Nach einer Nacht in dem portugiesischen Ort Venda Nova erreiche ich am Vormittag des 27. März 2023 die Stadt Guimaraes. Ich bin hier auf einen Palast aus der Zeit des portugiesischen Königreiches aufmerksam geworden, den eigentlich keiner so recht gewollt hat. Doch nun steht er da. Ich werde mir diese Immobilie einmal aus der Nähe ansehen:  Vielleicht ist sie sogar für mich geeignet, wenn ich mich einmal zur Ruhe setzen will. Das kann ich mir aber, so wie ich mich kenne, kaum vorstellen!

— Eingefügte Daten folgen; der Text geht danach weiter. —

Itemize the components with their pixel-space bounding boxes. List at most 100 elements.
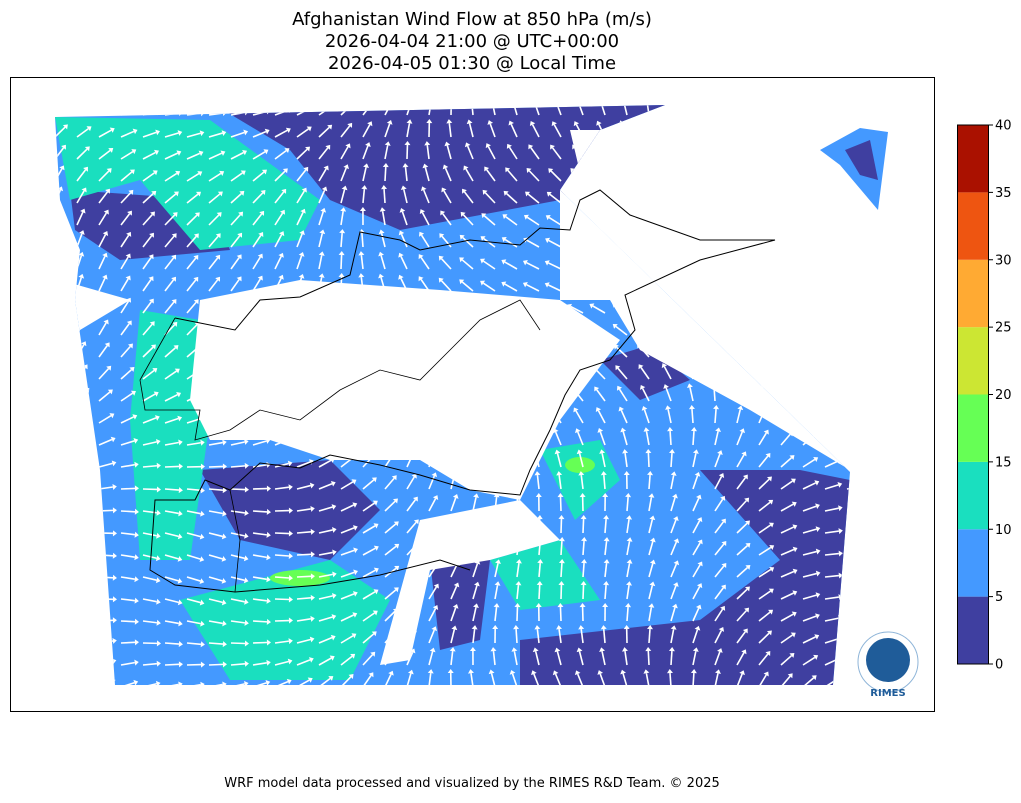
wind-arrow-head: [68, 593, 73, 599]
wind-arrow: [847, 392, 858, 401]
wind-arrow: [781, 366, 785, 379]
wind-arrow: [759, 146, 763, 159]
wind-arrow: [55, 233, 58, 247]
wind-arrow: [715, 409, 716, 423]
wind-arrow-head: [55, 229, 61, 234]
wind-arrow: [77, 554, 91, 555]
wind-arrow: [121, 511, 135, 512]
wind-arrow: [121, 621, 135, 622]
wind-arrow: [77, 532, 91, 533]
wind-arrow-head: [828, 208, 834, 213]
wind-field: [40, 97, 865, 700]
wind-arrow: [737, 102, 743, 115]
wind-arrow: [55, 299, 58, 313]
footer: WRF model data processed and visualized …: [224, 776, 720, 791]
wind-arrow: [803, 211, 806, 225]
wind-arrow-head: [758, 361, 764, 365]
wind-arrow-head: [851, 209, 856, 214]
wind-arrow: [847, 681, 860, 687]
wind-arrow: [732, 256, 737, 269]
wind-arrow: [648, 651, 649, 665]
wind-arrow: [847, 368, 856, 379]
wind-arrow: [803, 148, 811, 159]
wind-arrow: [143, 112, 157, 115]
wind-arrow: [55, 367, 61, 379]
wind-arrow: [759, 167, 761, 181]
wind-arrow-head: [639, 166, 644, 171]
wind-arrow-head: [860, 460, 865, 466]
wind-arrow: [734, 211, 737, 225]
wind-arrow: [55, 637, 68, 643]
wind-arrow: [693, 101, 694, 115]
wind-arrow-head: [668, 97, 674, 101]
wind-arrow-head: [448, 97, 454, 101]
wind-arrow-head: [54, 273, 60, 277]
wind-arrow: [803, 255, 805, 269]
wind-arrow: [661, 259, 671, 269]
wind-arrow-head: [659, 234, 664, 239]
wind-arrow: [573, 171, 583, 181]
wind-arrow-head: [489, 97, 495, 102]
wind-arrow: [99, 577, 113, 578]
wind-arrow: [781, 211, 782, 225]
wind-arrow-head: [754, 295, 760, 299]
wind-arrow: [825, 367, 833, 379]
wind-arrow: [55, 552, 69, 555]
wind-arrow: [667, 146, 671, 159]
wind-arrow: [825, 322, 830, 335]
wind-arrow: [77, 619, 91, 621]
wind-arrow: [825, 278, 829, 291]
wind-arrow: [670, 431, 671, 445]
wind-arrow: [708, 279, 715, 291]
wind-arrow: [121, 642, 135, 643]
wind-arrow-head: [90, 636, 95, 642]
wind-arrow: [209, 664, 223, 665]
wind-arrow: [803, 299, 805, 313]
wind-arrow: [55, 107, 66, 115]
wind-arrow-head: [428, 97, 434, 101]
wind-arrow: [733, 300, 737, 313]
wind-arrow: [781, 321, 782, 335]
wind-arrow: [627, 607, 628, 621]
speed-fill: [820, 128, 888, 210]
wind-arrow: [275, 577, 289, 578]
wind-arrow-head: [595, 144, 600, 149]
wind-arrow-head: [575, 98, 581, 103]
wind-arrow: [583, 563, 584, 577]
wind-arrow: [638, 238, 649, 247]
wind-arrow: [583, 541, 584, 555]
wind-arrow: [781, 168, 785, 181]
wind-arrow: [55, 678, 66, 687]
wind-arrow: [253, 511, 267, 512]
wind-arrow: [715, 101, 719, 115]
wind-arrow: [231, 489, 245, 490]
wind-arrow-head: [59, 363, 64, 368]
colorbar-segment: [957, 462, 989, 529]
wind-arrow-head: [68, 571, 73, 577]
wind-arrow: [645, 124, 649, 137]
wind-arrow-head: [756, 185, 762, 189]
wind-arrow: [516, 629, 517, 643]
wind-arrow: [689, 168, 693, 181]
wind-arrow: [684, 280, 693, 291]
wind-arrow: [627, 497, 628, 511]
wind-arrow-head: [88, 106, 93, 111]
wind-arrow-head: [861, 530, 865, 536]
wind-arrow: [708, 257, 715, 269]
title-line: 2026-04-04 21:00 @ UTC+00:00: [325, 31, 619, 52]
wind-arrow: [803, 277, 805, 291]
wind-arrow-head: [835, 435, 840, 440]
wind-arrow-head: [778, 251, 784, 255]
wind-arrow: [55, 507, 68, 511]
wind-arrow: [737, 145, 739, 159]
wind-arrow: [605, 519, 606, 533]
wind-arrow-head: [805, 186, 811, 191]
wind-arrow-head: [826, 274, 832, 279]
wind-arrow-head: [831, 166, 836, 171]
wind-arrow-head: [834, 411, 839, 416]
wind-arrow: [77, 485, 91, 489]
wind-arrow: [825, 191, 832, 203]
wind-arrow: [384, 189, 385, 203]
wind-arrow: [572, 194, 583, 203]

Für die Besichtigung will ich mir Zeit lassen, deshalb gehe ich auf direktem Weg dorthin. Der Palast wirkt erst einmal sehr geräumig: Da ließe es sich bestimmt aushalten. Vielleicht mit einer vierbeinigen Palastwache, Burgfräulein oder so .... Ach nein, Burgfräulein geht ja gar nicht, es ist ja ein Palast und keine Burg ..!

Der Palast beeindruckt ...
Burg oder Palast? Hier kann kann der Besucher hinein ... Weitläufige Anlage ...

Portugal war von 1139 bis 1910 ein Königreich. Der noch heute bekannteste König in dieser Zeit war König D. Dinis. Auch "Dinis der Gerechte" genannt, von dem ebenfalls bereits im oben erwähnten Bericht zur Brandkatastrophe die Rede war. Von ihm schwärmen die Portugiesen noch heute ganz besonders. Es gab keinen König in der Zeit der portugiesischen Monarchie, der sich so sehr und so selbstverständlich für sein Volk eingesetzt hat. Hat man bei unangenehmen Menschen manchmal das Gefühl, dass diese zu lange leben, ist es bei guten Menschen oft genau anders herum: Gefühlt leben sie zu kurz. So war auch die Zeit des König Dinis irgendwann abgelaufen.

Um 1640 kam eine andere Familie auf den Thron des Königreiches: Die Familie Braganca, die sich dort bis zur Auflösung des Königreiches im Jahre 1910 hielt, als Portugal eine Republik wurde. Die Familie ließ auch dieses Gebäude bauen, den Palast der Herzoge von Braganca. Mit den ziemlich wuchtigen Seitentürmen erinnert der Anblick eher an eine schlicht geplante Burg, die dann aber doch eher ein Palast werden sollte. Es war der Baustil französischer Herrschaftshäuser. Dann gehe ich dort einmal hinein ...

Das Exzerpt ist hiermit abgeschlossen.